И я решила просто вернуться к Романовичу домой под утро как ни в чем не бывало. У меня же остались ключи. Алек проснется, а я дома. Жарю омлет с шампиньонами. Или просто приму душ и заберусь к нему под одеяло, как будто ничего не случилось. И скажу, что все произошедшее – дурацкий сон, привиделось, померещилось. Мы не ссорились и не расставались. Даже совру, что никакого бронхита у меня не было.

Я повернула ключ в замочной скважине и осторожно зашла в квартиру, не включая света. Озаряла телефоном свой путь, чтобы ни обо что не споткнуться и не разбудить Романовича. Первое, что я увидела, – женские туфли в прихожей. Часть меня советовала уйти, пока не поздно.

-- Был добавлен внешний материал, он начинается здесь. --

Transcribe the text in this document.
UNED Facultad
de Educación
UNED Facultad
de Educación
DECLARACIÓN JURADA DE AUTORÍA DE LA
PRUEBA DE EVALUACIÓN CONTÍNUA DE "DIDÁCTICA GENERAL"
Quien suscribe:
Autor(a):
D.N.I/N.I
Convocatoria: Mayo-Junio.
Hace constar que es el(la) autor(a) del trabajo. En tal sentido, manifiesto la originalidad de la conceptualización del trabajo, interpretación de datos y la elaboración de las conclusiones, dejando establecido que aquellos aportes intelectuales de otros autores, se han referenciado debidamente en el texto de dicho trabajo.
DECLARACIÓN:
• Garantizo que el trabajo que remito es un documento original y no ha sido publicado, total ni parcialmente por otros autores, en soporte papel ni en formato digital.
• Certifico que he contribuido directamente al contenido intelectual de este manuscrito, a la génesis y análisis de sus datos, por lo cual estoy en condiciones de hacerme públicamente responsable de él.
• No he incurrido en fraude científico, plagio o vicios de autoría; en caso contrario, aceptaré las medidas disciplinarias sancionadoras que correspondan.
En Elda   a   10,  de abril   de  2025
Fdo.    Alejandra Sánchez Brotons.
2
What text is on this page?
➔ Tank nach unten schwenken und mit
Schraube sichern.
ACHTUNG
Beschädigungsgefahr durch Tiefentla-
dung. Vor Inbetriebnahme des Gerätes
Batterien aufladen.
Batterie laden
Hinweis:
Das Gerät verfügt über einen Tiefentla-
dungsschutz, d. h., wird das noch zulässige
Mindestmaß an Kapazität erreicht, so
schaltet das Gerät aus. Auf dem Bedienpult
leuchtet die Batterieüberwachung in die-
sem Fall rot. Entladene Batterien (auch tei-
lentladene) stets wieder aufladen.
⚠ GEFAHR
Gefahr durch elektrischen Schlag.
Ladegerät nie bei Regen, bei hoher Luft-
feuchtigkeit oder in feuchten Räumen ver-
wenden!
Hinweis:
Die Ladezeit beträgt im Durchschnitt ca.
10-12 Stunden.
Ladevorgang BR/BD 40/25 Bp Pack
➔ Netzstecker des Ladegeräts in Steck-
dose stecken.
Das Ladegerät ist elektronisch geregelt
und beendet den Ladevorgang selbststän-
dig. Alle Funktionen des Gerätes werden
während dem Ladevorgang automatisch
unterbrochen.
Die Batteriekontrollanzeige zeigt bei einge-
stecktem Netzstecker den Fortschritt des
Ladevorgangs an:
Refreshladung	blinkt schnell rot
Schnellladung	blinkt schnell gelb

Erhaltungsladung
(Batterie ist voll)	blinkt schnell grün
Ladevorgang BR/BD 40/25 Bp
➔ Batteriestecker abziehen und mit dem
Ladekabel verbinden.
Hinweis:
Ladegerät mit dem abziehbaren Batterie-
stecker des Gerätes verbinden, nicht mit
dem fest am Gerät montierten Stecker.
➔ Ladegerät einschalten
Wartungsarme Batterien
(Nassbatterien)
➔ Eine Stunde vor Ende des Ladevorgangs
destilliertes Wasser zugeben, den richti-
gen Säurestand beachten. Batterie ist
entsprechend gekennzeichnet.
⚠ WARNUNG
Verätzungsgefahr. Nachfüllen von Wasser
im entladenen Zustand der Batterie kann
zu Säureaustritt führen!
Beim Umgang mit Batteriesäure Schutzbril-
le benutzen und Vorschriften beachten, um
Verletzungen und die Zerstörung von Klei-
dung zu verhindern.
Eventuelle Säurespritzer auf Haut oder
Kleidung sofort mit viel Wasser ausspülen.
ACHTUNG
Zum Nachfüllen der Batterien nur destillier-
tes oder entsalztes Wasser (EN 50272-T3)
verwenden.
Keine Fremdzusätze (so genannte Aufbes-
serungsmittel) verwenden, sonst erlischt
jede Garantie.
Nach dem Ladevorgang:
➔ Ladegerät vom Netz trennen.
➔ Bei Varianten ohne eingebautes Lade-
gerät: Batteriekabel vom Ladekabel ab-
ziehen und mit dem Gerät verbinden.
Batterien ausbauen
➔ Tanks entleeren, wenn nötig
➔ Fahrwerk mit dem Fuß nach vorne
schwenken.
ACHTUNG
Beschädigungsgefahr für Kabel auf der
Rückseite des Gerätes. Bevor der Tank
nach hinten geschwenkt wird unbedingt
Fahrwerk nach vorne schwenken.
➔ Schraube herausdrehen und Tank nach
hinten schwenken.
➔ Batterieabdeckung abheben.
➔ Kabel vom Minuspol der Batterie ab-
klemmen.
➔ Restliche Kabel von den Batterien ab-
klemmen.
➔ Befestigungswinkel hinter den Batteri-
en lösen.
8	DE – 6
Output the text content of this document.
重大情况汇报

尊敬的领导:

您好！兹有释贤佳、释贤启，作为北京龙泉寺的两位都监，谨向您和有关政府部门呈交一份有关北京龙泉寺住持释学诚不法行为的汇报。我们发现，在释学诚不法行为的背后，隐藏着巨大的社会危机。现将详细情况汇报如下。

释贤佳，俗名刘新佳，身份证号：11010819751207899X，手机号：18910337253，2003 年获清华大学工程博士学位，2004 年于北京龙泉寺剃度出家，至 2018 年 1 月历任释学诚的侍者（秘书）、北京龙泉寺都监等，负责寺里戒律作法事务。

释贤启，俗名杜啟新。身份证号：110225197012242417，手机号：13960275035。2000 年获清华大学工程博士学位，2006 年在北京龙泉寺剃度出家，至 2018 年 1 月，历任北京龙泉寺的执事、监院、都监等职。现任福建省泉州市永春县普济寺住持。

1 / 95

Тогда еще можно было уйти и ничего не знать.

Но я набралась мужества и прошла в гостиную – на столе стояли пустые бутылки вина «Сансер», пара бокалов, криво нарезанный сыр. В этот момент я поняла, что сейчас раскашляюсь (чертов бронхит), и скрылась в ванной, чтобы не создавать шумового сопровождения. Я тихо высморкалась, по привычке нажала ногой на кнопку урны, чтобы выбросить салфетку, и увидела то, что ни при каких обстоятельствах не хотела видеть: несколько использованных презервативов.

Шагов к отступлению не оставалось. Поэтому я набрала в грудь воздуха и приоткрыла штору спальни.

По факту это не являлось изменой. И в арсенале имелся целый список разумных доводов не клеймить Романовича предателем. Во-первых, я ушла, и ушла достаточно сознательно, по-трезвому и без истерик, что развязывало ему руки. Во-вторых, каждый залечивает свои раны как может, как никто другой я знала все доступные методы бегства от самой себя. В-третьих, обилие пустых бутылок говорило не о влюбленности в прекрасную даму, а скорее о пьяном соитии от отчаяния или скуки. Но в тот момент ни один из этих доводов меня не отрезвил.